Darwinian evolution explains the proliferation of microbial and viral systems. These systems are characterized by groups of genetically related individuals that carry different beneficial mutations. Their evolutionary dynamics follow the traditional model of clonal interference — high mutation rates provide plenty of genetic variation for selection to act on, driving the rise or fall of clones. Clonal interference is typical of large populations of asexual organisms subject to strong selection; it has been demonstrated in microbial and viral systems but drives the evolution of cancer and adaptive immune repertoires as well. In a previous issue of Nature Ecology & Evolution, Lässig et al. argued that the complexity of these evolutionary dynamics can be exploited to predict, and ultimately control, evolution (Nat. Ecol. Evol. 1, 0077; 2017).

In this issue, we publish two Comments that explore how evolutionary principles and methods can transform infectious-disease management and control cancer progression. Russell and de Jong explain how an understanding of pathogens’ fitness landscapes is essential to circumvent the evolution of resistance to antibiotic treatment and to design effective influenza vaccines. von Loga and Gerlinger argue that the ability of tumours to evolve is a neglected but essential problem in cancer medicine.

Sequencing data have revealed tremendous genetic variation in different parts of tumours in most cancer types. This intratumour genetic heterogeneity is the fuel for Darwinian selection. Nevertheless, both neutral evolution and selection can operate in the same tumour in different regions or at different times. Thus, characterizing genetic intratumour heterogeneity is a useful first step, but is not the finish line. To develop therapies that control cancer evolution and stop tumour progression we must identify the multiple selection pressures in primary tumours and metastases, and understand how they shape cancer genotypes and phenotypes.
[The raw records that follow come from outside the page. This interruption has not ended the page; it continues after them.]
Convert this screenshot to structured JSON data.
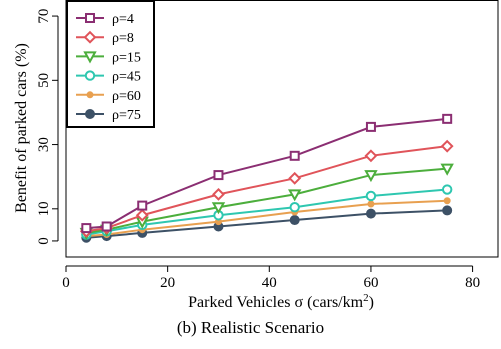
{
  "chart_data": {
    "type": "line",
    "xlabel": "Parked Vehicles σ (cars/km",
    "xlabel_sup": "2",
    "xlabel_close": ")",
    "ylabel": "Benefit of parked cars (%)",
    "xlim": [
      0,
      85
    ],
    "ylim": [
      -5,
      75
    ],
    "xticks": [
      0,
      20,
      40,
      60,
      80
    ],
    "yticks": [
      0,
      10,
      30,
      50,
      70
    ],
    "legend_position": "top-left",
    "x": [
      4,
      8,
      15,
      30,
      45,
      60,
      75
    ],
    "series": [
      {
        "name": "ρ=4",
        "color": "#8b2e72",
        "marker": "square",
        "values": [
          4.0,
          4.5,
          11.0,
          20.5,
          26.5,
          35.5,
          38.0
        ]
      },
      {
        "name": "ρ=8",
        "color": "#e0545a",
        "marker": "diamond",
        "values": [
          3.0,
          4.0,
          8.0,
          14.5,
          19.5,
          26.5,
          29.5
        ]
      },
      {
        "name": "ρ=15",
        "color": "#4cae3c",
        "marker": "triangle",
        "values": [
          2.5,
          3.5,
          6.0,
          10.5,
          14.5,
          20.5,
          22.5
        ]
      },
      {
        "name": "ρ=45",
        "color": "#2ec7b0",
        "marker": "circle",
        "values": [
          2.0,
          3.0,
          5.0,
          8.0,
          10.5,
          14.0,
          16.0
        ]
      },
      {
        "name": "ρ=60",
        "color": "#e8a050",
        "marker": "dot-small",
        "values": [
          1.5,
          2.0,
          3.5,
          6.0,
          9.0,
          11.5,
          12.5
        ]
      },
      {
        "name": "ρ=75",
        "color": "#3d5166",
        "marker": "dot",
        "values": [
          1.0,
          1.5,
          2.5,
          4.5,
          6.5,
          8.5,
          9.5
        ]
      }
    ]
  },
  "caption": "(b) Realistic Scenario"
}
Factors such as high recombination rates and host population structure add complexity to the evolutionary dynamics of pathogens. Similarly, chromosomal alterations and the spatial structure of solid tumours make the study of cancer evolution particularly challenging. Evolutionary biologists rely on powerful tools such as phylogenetic methods, population genetics and computer simulations of evolutionary models. With modifications to accommodate the complexity of pathogens and cancer, such tools can be applied to understand the evolutionary dynamics of these systems. We can then use that knowledge to develop refined therapies that control pathogen and cancer evolution and prevent acquisition of drug resistance.
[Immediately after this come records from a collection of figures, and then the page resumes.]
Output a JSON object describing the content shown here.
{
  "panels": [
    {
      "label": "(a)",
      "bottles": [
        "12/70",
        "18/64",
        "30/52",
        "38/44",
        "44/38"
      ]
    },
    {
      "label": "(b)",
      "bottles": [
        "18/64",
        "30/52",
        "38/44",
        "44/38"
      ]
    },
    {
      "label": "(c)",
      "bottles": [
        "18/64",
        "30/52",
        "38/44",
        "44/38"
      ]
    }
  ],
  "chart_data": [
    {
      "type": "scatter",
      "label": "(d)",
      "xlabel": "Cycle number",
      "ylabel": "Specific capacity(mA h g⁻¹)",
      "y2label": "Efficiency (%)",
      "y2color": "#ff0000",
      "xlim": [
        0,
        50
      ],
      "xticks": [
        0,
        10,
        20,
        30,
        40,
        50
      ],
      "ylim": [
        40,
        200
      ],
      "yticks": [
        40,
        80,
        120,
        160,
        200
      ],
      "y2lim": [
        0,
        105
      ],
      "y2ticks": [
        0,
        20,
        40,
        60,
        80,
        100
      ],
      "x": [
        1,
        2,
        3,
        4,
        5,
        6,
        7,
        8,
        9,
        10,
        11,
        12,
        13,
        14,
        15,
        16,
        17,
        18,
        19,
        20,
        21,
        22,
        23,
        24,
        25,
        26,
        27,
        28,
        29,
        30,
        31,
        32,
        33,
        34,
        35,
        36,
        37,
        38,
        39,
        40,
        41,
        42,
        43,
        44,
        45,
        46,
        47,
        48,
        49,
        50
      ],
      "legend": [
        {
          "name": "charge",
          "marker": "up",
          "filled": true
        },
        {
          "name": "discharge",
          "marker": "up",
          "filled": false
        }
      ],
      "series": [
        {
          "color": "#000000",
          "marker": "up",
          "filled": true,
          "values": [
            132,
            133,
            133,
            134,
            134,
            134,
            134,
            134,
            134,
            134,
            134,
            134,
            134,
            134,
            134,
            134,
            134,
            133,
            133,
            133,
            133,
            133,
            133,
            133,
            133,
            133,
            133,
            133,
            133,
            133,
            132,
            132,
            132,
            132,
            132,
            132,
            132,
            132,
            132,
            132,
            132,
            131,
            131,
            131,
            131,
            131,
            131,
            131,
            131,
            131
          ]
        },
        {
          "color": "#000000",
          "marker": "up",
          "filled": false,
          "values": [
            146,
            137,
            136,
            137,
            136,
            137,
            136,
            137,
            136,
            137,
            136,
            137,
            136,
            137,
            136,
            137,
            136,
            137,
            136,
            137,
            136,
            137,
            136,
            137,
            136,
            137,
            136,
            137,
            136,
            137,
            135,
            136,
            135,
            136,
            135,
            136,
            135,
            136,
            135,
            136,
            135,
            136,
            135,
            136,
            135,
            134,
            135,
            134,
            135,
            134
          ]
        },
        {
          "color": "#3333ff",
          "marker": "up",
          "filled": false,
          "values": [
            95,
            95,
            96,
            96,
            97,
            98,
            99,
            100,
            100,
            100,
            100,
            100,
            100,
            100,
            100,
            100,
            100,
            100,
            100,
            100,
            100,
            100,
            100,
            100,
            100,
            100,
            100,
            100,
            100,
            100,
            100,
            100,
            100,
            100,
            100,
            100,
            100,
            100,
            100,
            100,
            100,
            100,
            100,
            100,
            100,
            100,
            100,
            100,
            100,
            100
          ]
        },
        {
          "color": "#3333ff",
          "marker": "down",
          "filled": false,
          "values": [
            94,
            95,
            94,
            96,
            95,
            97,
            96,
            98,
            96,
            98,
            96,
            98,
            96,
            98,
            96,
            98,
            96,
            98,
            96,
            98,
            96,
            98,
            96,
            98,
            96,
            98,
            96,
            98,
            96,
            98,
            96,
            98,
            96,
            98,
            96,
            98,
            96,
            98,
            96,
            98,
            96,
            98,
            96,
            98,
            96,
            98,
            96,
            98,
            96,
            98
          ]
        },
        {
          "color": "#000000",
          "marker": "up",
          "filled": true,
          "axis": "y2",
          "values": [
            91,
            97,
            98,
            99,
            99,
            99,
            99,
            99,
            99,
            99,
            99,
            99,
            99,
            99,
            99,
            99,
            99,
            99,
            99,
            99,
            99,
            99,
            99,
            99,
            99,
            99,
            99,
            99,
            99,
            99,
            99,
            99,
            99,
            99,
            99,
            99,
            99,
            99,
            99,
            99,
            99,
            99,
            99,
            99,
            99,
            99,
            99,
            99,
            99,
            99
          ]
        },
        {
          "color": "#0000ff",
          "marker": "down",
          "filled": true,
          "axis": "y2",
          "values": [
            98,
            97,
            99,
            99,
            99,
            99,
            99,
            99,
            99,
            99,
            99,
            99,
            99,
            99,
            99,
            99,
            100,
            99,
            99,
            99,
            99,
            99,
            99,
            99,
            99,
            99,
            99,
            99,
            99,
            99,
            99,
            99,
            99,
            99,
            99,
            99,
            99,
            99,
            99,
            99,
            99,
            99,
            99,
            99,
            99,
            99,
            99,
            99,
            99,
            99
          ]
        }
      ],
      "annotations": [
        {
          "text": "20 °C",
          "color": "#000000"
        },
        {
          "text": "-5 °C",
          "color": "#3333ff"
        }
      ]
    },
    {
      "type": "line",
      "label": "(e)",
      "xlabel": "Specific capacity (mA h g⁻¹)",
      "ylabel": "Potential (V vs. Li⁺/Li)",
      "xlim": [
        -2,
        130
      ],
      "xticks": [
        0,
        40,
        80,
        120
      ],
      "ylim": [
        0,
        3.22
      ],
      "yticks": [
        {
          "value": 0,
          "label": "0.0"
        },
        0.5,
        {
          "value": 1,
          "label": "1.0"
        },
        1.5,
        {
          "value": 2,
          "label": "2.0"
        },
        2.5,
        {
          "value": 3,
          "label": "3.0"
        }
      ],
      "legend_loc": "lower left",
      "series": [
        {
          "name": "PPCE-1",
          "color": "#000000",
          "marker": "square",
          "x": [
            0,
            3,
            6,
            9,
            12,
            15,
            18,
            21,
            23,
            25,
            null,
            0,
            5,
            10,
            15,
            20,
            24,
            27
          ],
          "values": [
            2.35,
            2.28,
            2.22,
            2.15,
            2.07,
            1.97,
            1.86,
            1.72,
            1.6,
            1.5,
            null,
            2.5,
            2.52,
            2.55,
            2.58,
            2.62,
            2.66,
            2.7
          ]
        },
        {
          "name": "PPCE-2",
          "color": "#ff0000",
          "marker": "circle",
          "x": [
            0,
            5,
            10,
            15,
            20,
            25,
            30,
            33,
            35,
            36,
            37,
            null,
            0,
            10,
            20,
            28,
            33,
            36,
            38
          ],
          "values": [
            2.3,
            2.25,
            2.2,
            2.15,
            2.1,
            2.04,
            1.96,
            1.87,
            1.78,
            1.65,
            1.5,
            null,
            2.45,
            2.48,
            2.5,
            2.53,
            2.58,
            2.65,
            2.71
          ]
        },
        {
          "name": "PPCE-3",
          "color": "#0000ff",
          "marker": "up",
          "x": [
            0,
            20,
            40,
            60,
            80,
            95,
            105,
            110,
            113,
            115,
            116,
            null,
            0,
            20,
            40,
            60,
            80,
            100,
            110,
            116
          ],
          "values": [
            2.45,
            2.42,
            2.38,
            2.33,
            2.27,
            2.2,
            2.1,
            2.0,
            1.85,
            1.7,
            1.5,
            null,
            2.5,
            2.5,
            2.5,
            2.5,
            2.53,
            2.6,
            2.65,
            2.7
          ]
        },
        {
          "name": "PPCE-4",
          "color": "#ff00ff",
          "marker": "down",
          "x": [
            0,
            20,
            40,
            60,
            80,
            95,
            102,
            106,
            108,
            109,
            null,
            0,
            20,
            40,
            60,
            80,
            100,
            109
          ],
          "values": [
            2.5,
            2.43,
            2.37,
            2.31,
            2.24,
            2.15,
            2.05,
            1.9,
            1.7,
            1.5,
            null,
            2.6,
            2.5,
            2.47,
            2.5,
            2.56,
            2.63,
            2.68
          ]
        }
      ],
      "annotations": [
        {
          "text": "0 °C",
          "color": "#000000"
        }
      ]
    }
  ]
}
Another evolutionary problem shared by pathogens and cancer cells is the selective pressure imposed by the immune system. Incorporating an understanding of the evolutionary trajectories of the host’s immune system in response to microbial or viral infection or vaccination may help to improve vaccine design. Similarly, once we understand how the cancer genome changes in response to immune surveillance, we can design therapies that harness the immune system to fight tumour progression.

Both Comments call for evolutionary biologists, disease researchers and clinicians to join forces to control disease. The development of evolutionary tools to address the specifics of systems such as pathogens or cancer can only be achieved if evolutionary biologists and disease researchers work together. Similarly, applying evolutionary principles and methods to analyse the tremendous amount of data being generated in hospitals requires cross-talk between researchers and clinicians. Ultimately, translating evolutionary knowledge into novel therapeutics that control evolution is an ambitious goal that requires the united efforts of evolutionary-disease researchers and physicians.

The need to integrate basic evolutionary research and medicine to fight disease defines the mission of the International Society for Evolution, Medicine and Public Health (ISEMPH), whose annual meeting takes place this month in Groningen, The Netherlands, in conjunction with the sixteenth European Society for Evolutionary Biology Meeting. This year’s ISEMPH meeting includes the popular topics of pathogens, antibiotic resistance and cancer, but also others perhaps less familiar to the evolution community, such as the immune system, microbiome, sexual health and ageing. We shall be there and look forward to engaging with basic researchers and clinicians alike.